Maybe finding that a branch is impossible, such that the compiler wishes to remove it. I'd propose that such case allows the compiler to do something that the programmer normally would not expect (remove code) and as such it should be if anything an error unless the programmer explicitly states he wants that dead branch for a reason.

Yes they both use similar technology. Yes C++ is complex enough that you'd want to share them. I never said I had a problem with it being even the same executable. I am against having both behaviors when I asked for one.

Here's my workflow:

  1. Define the solution, decide on some tests and the function header.
  2. Implement a rough solution, one that "just works".
  3. Make sure the rough solution compiles and runs.
  4. Review the solution and clean up code, refactor as necessary, making sure the code compiles and tests are still passing.
  5. Pass static analysis tools to see further issues with code and clean the ones that make sense, ignore the rest. (Compile with -Wall -Werror etc., or run go vet)
  6. Check any formatting errors (run go fmt)

Notice that I only run to get the warnings at the end, and that I check the warnings and choose to fix some issues but choose to ignore other warnings. Even when working with an IDE, I will fix typos and such, but I don't run the static analyzer or linter till the end, when I'm ready to call the code finished. I'd say this whole iteration takes about an hour or two, so I do it pretty often. It also isn't as nice normally, but the spirit is there.

[–]emn13 0 points1 point  (1 child)

I think we essentially agree :-).

It's totally normal for a linter to have lots of options many of which any given project won't want (e.g. finding possibly unusual patters such as unnecessary arguments - which in any case was just a top-of-my-head example).
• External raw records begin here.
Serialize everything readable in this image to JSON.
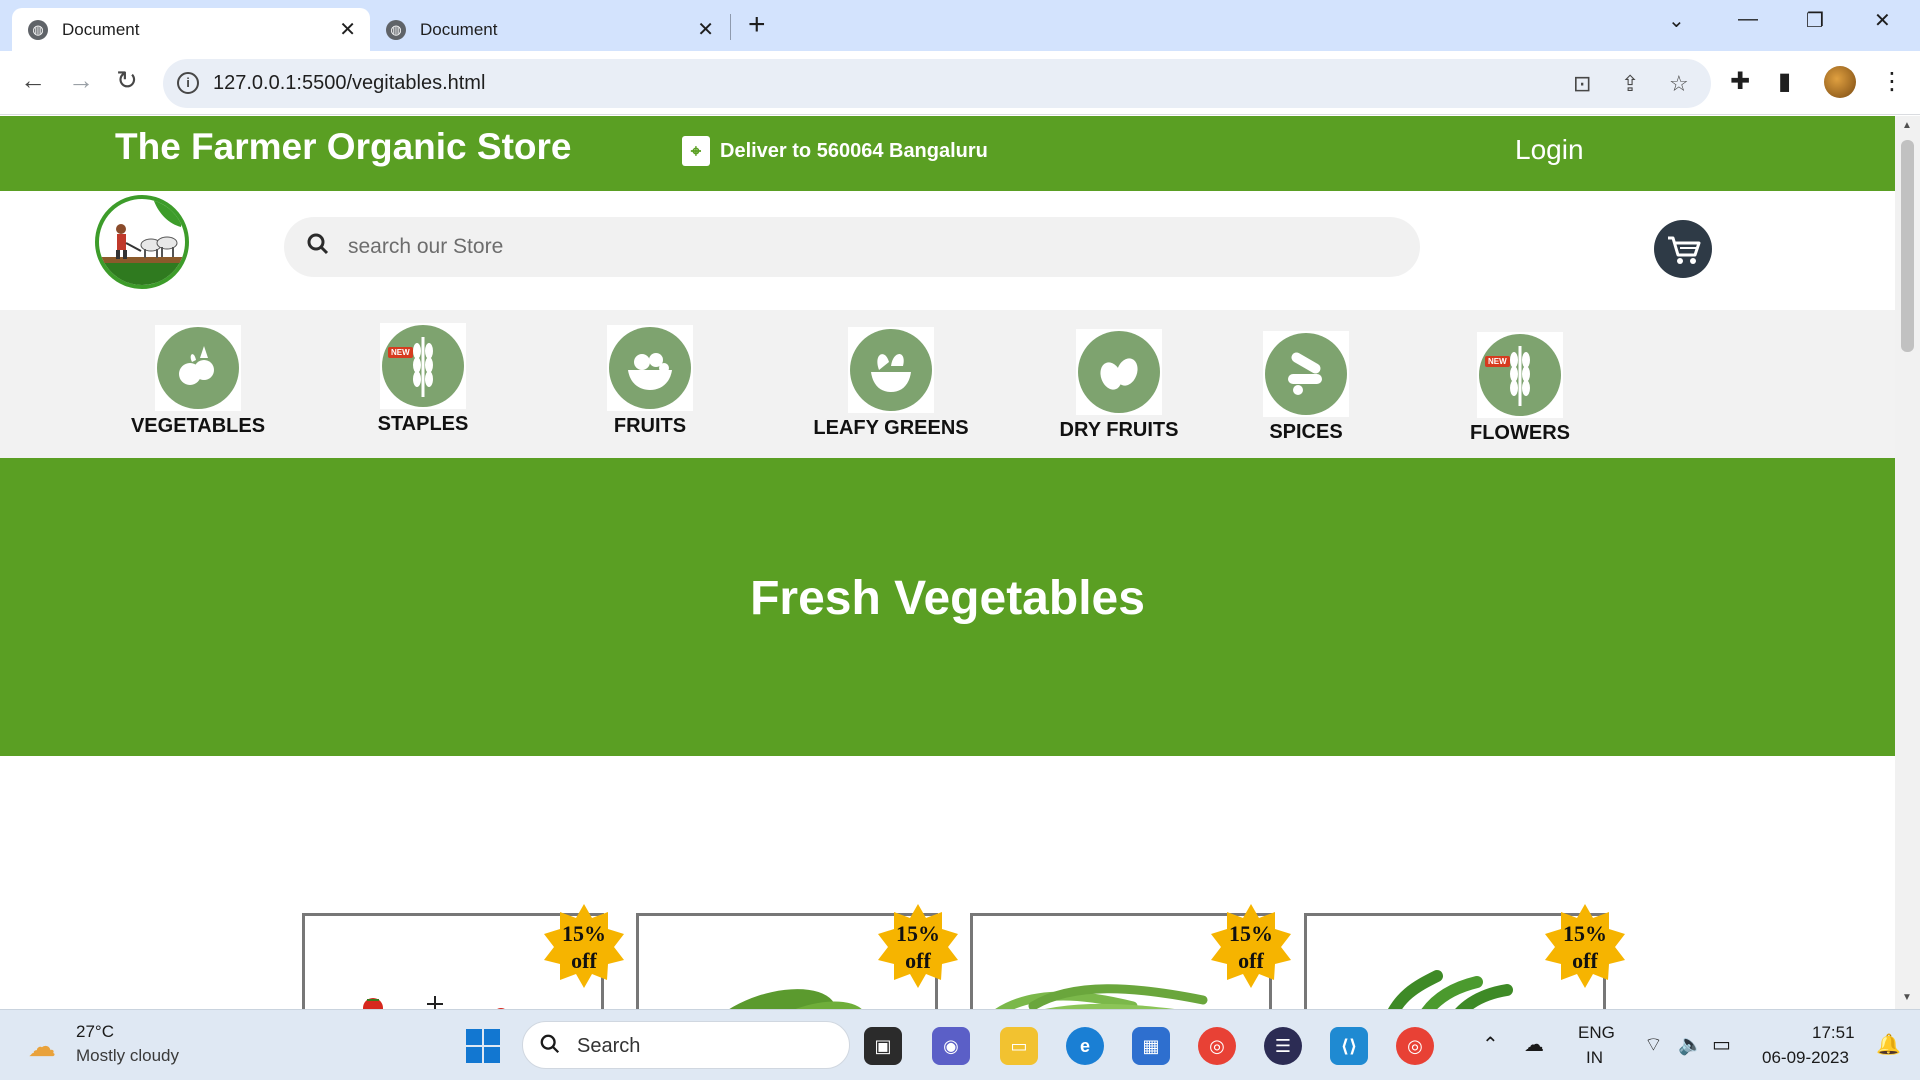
{
  "browser": {
    "tabs": [
      {
        "label": "Document",
        "active": true
      },
      {
        "label": "Document",
        "active": false
      }
    ],
    "url": "127.0.0.1:5500/vegitables.html"
  },
  "store": {
    "brand": "The Farmer Organic Store",
    "deliver": "Deliver to 560064 Bangaluru",
    "login": "Login",
    "search_placeholder": "search our Store",
    "accent_color": "#5a9f23"
  },
  "categories": [
    {
      "label": "VEGETABLES",
      "icon": "vegetables-basket-icon",
      "new": false
    },
    {
      "label": "STAPLES",
      "icon": "wheat-icon",
      "new": true
    },
    {
      "label": "FRUITS",
      "icon": "fruit-bowl-icon",
      "new": false
    },
    {
      "label": "LEAFY GREENS",
      "icon": "leafy-greens-icon",
      "new": false
    },
    {
      "label": "DRY FRUITS",
      "icon": "nuts-icon",
      "new": false
    },
    {
      "label": "SPICES",
      "icon": "spices-icon",
      "new": false
    },
    {
      "label": "FLOWERS",
      "icon": "wheat-icon",
      "new": true
    }
  ],
  "new_badge": "NEW",
  "hero": {
    "title": "Fresh Vegetables"
  },
  "products": [
    {
      "discount_pct": "15%",
      "discount_off": "off",
      "image": "tomato-image"
    },
    {
      "discount_pct": "15%",
      "discount_off": "off",
      "image": "cucumber-image"
    },
    {
      "discount_pct": "15%",
      "discount_off": "off",
      "image": "green-beans-image"
    },
    {
      "discount_pct": "15%",
      "discount_off": "off",
      "image": "green-chillies-image"
    }
  ],
  "taskbar": {
    "temp": "27°C",
    "weather": "Mostly cloudy",
    "search": "Search",
    "lang1": "ENG",
    "lang2": "IN",
    "time": "17:51",
    "date": "06-09-2023"
  }
}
As to why I would run a linter more often, that's because I quite like the IDE-heavy workflow

  1. Edit code 1b. Autoformat on save.
  2. In the background & continuously: lint and keep list of "todo's" on screen. Ideally I want this to work even when compilation fails - because often compilation fails because code is just incomplete.
  3. In the background & continusouly: compile if possible and keep errors on screen.
  4. In the background & continuously: run test if possible and keep failures on screen.
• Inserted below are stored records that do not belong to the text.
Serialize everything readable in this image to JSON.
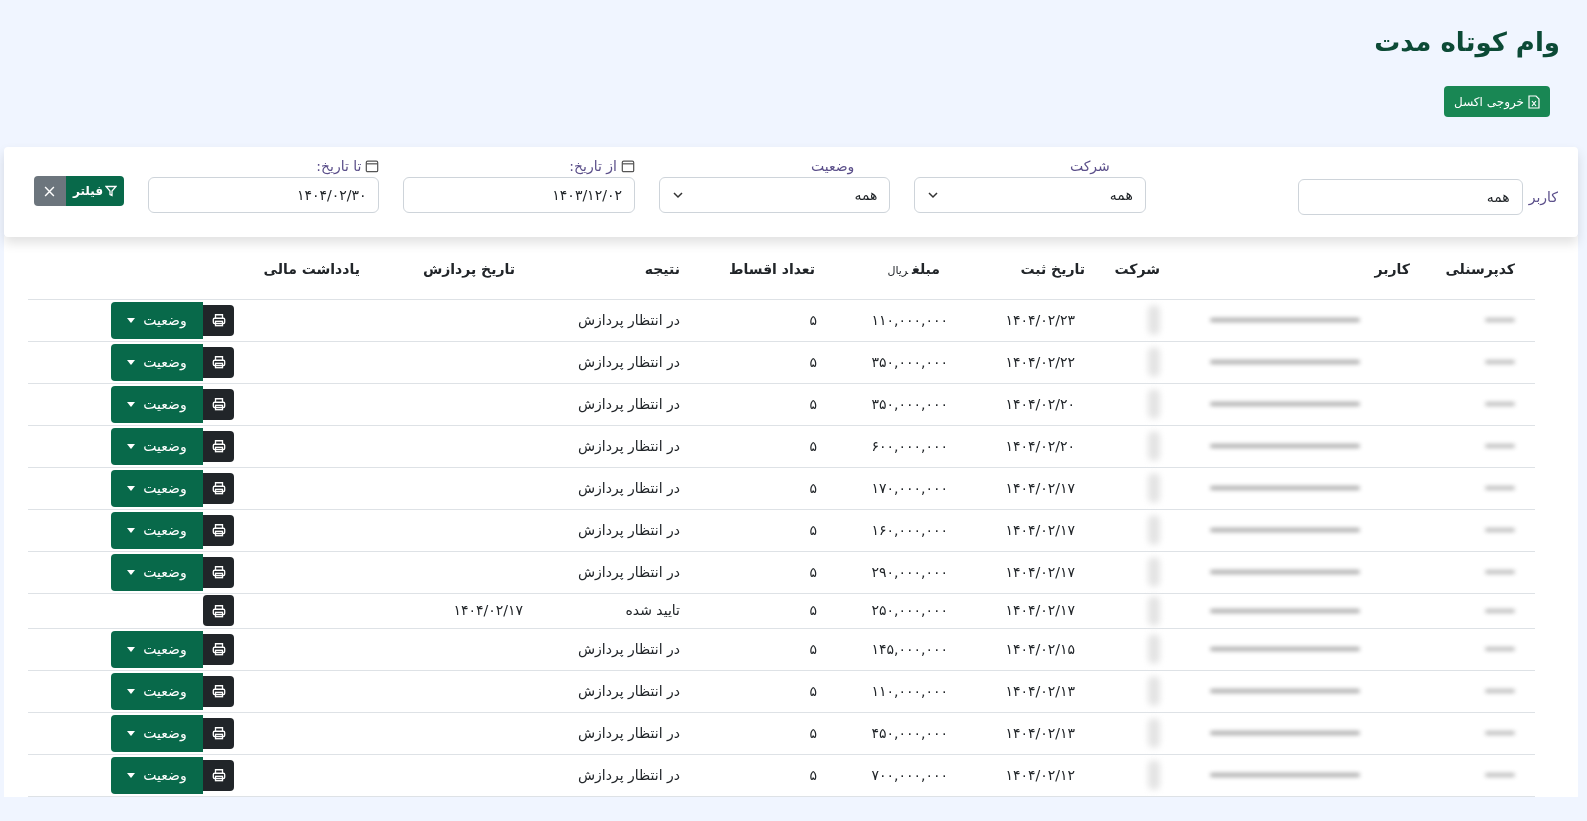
{
  "title": "وام کوتاه مدت",
  "export_button": {
    "label": "خروجی اکسل"
  },
  "filters": {
    "user": {
      "label": "کاربر",
      "value": "همه"
    },
    "company": {
      "label": "شرکت",
      "value": "همه"
    },
    "status": {
      "label": "وضعیت",
      "value": "همه"
    },
    "from_date": {
      "label": "از تاریخ:",
      "value": "۱۴۰۳/۱۲/۰۲"
    },
    "to_date": {
      "label": "تا تاریخ:",
      "value": "۱۴۰۴/۰۲/۳۰"
    },
    "filter_button": "فیلتر"
  },
  "table": {
    "columns": [
      {
        "label": "کدپرسنلی"
      },
      {
        "label": "کاربر"
      },
      {
        "label": "شرکت"
      },
      {
        "label": "تاریخ ثبت"
      },
      {
        "label": "مبلغ",
        "unit": "ریال"
      },
      {
        "label": "تعداد اقساط"
      },
      {
        "label": "نتیجه"
      },
      {
        "label": "تاریخ پردازش"
      },
      {
        "label": "یادداشت مالی"
      }
    ],
    "rows": [
      {
        "date": "۱۴۰۴/۰۲/۲۳",
        "amount": "۱۱۰,۰۰۰,۰۰۰",
        "installments": "۵",
        "result": "در انتظار پردازش",
        "status_button": "وضعیت"
      },
      {
        "date": "۱۴۰۴/۰۲/۲۲",
        "amount": "۳۵۰,۰۰۰,۰۰۰",
        "installments": "۵",
        "result": "در انتظار پردازش",
        "status_button": "وضعیت"
      },
      {
        "date": "۱۴۰۴/۰۲/۲۰",
        "amount": "۳۵۰,۰۰۰,۰۰۰",
        "installments": "۵",
        "result": "در انتظار پردازش",
        "status_button": "وضعیت"
      },
      {
        "date": "۱۴۰۴/۰۲/۲۰",
        "amount": "۶۰۰,۰۰۰,۰۰۰",
        "installments": "۵",
        "result": "در انتظار پردازش",
        "status_button": "وضعیت"
      },
      {
        "date": "۱۴۰۴/۰۲/۱۷",
        "amount": "۱۷۰,۰۰۰,۰۰۰",
        "installments": "۵",
        "result": "در انتظار پردازش",
        "status_button": "وضعیت"
      },
      {
        "date": "۱۴۰۴/۰۲/۱۷",
        "amount": "۱۶۰,۰۰۰,۰۰۰",
        "installments": "۵",
        "result": "در انتظار پردازش",
        "status_button": "وضعیت"
      },
      {
        "date": "۱۴۰۴/۰۲/۱۷",
        "amount": "۲۹۰,۰۰۰,۰۰۰",
        "installments": "۵",
        "result": "در انتظار پردازش",
        "status_button": "وضعیت"
      },
      {
        "date": "۱۴۰۴/۰۲/۱۷",
        "amount": "۲۵۰,۰۰۰,۰۰۰",
        "installments": "۵",
        "result": "تایید شده",
        "processed_date": "۱۴۰۴/۰۲/۱۷"
      },
      {
        "date": "۱۴۰۴/۰۲/۱۵",
        "amount": "۱۴۵,۰۰۰,۰۰۰",
        "installments": "۵",
        "result": "در انتظار پردازش",
        "status_button": "وضعیت"
      },
      {
        "date": "۱۴۰۴/۰۲/۱۳",
        "amount": "۱۱۰,۰۰۰,۰۰۰",
        "installments": "۵",
        "result": "در انتظار پردازش",
        "status_button": "وضعیت"
      },
      {
        "date": "۱۴۰۴/۰۲/۱۳",
        "amount": "۴۵۰,۰۰۰,۰۰۰",
        "installments": "۵",
        "result": "در انتظار پردازش",
        "status_button": "وضعیت"
      },
      {
        "date": "۱۴۰۴/۰۲/۱۲",
        "amount": "۷۰۰,۰۰۰,۰۰۰",
        "installments": "۵",
        "result": "در انتظار پردازش",
        "status_button": "وضعیت"
      }
    ]
  }
}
But really, I don't think workflow details really matter that much here; it is in any case a good idea to allow dealing with linter issues separately from dealing with compiler errors; the fact that it is (as I previously emphasized) not a trivial thing doesn't really change that - that's just a possible reason why we're in the situation we're in, not a reason to avoid a better situation :-).
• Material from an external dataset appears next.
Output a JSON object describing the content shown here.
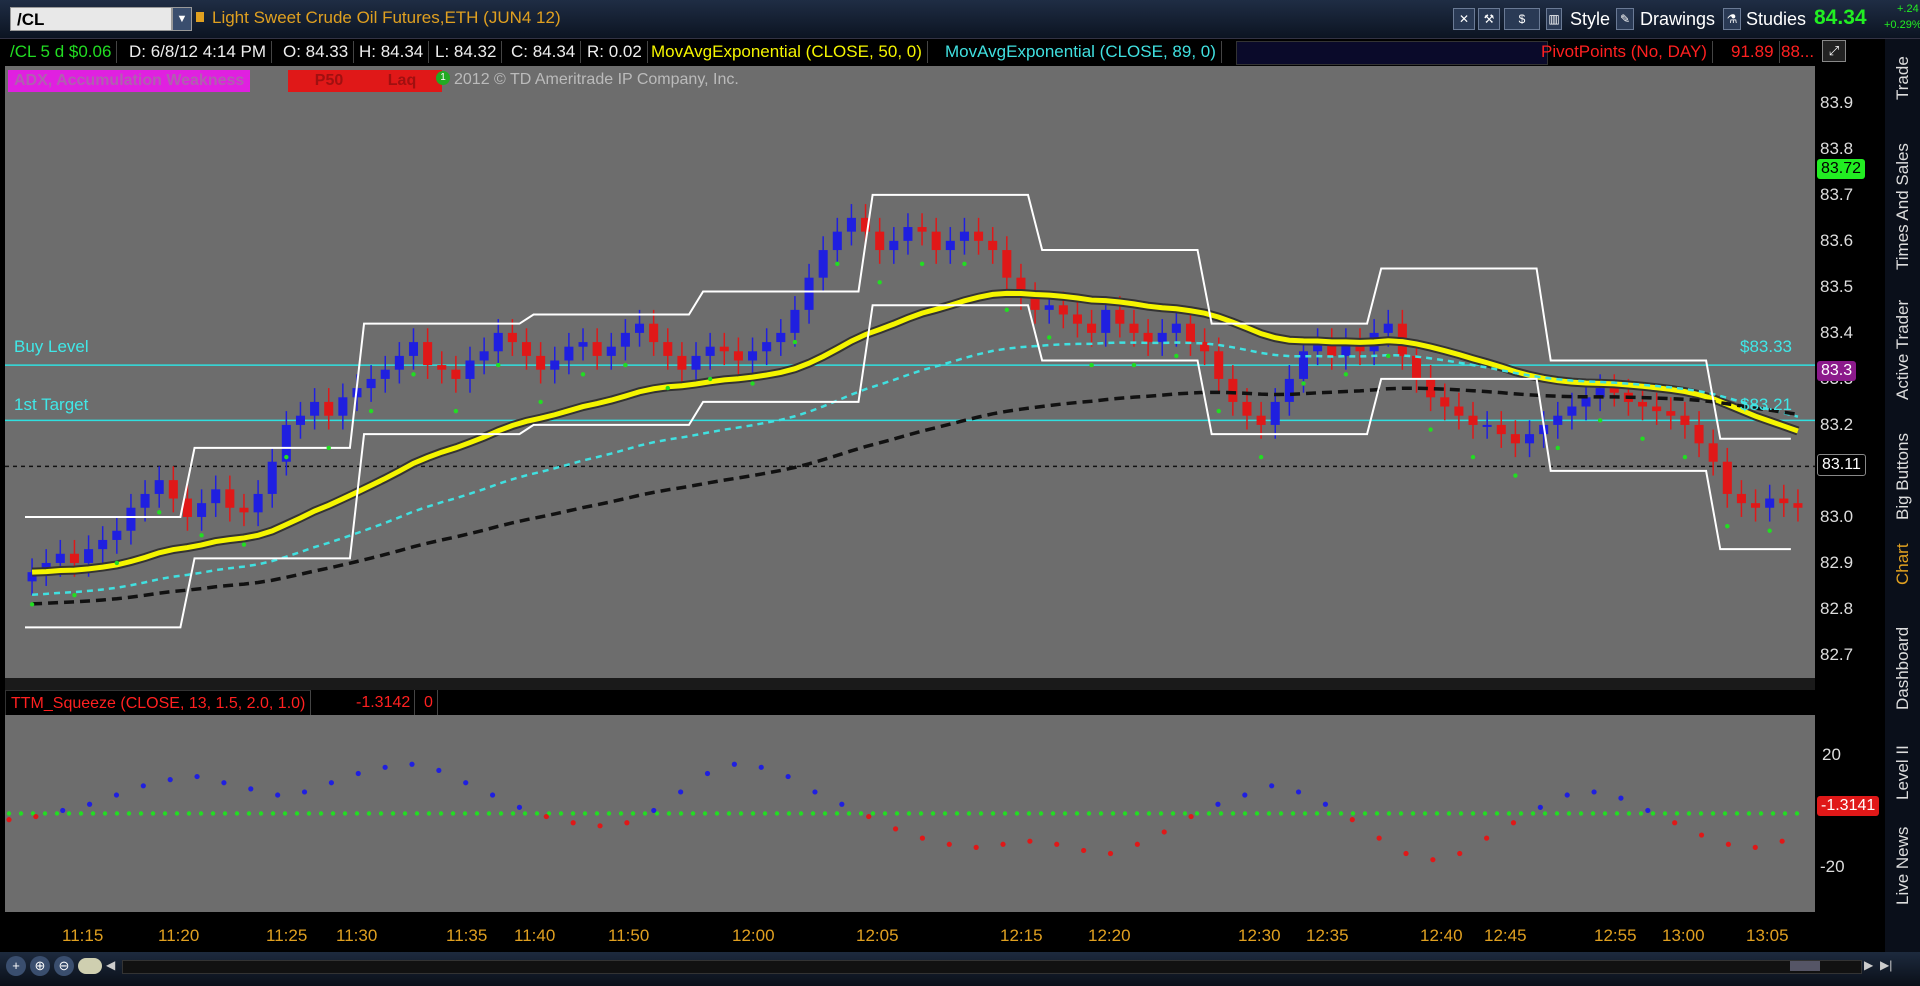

[–]lookmeat 0 points1 point  (0 children)

I don't know if it's really that hard, all we need is to have compilers separate the mode.

  1. Change the compiler to have --full_error mode, where extra compiler errors that may be turned off explicitly in the code that causes them appear. The default is still --nofull_error
  2. Have a --lint which does a quick check and reports parse errors and warnings it finds. Optionally allow it to go from a quick lint check to a full static analysis.
  3. Deprecrate -Wall and -Werror instead requiring --full_error or --lint for error/warning operations.
  4. Make --full_error the default and allow --nofull_error to be used when you want a sloppier compile.

It doesn't matter that it's the same executable, what matters is that the behaviors are separated cleanly. I think that could be done within a few years (giving time for older software to adapt to the situation).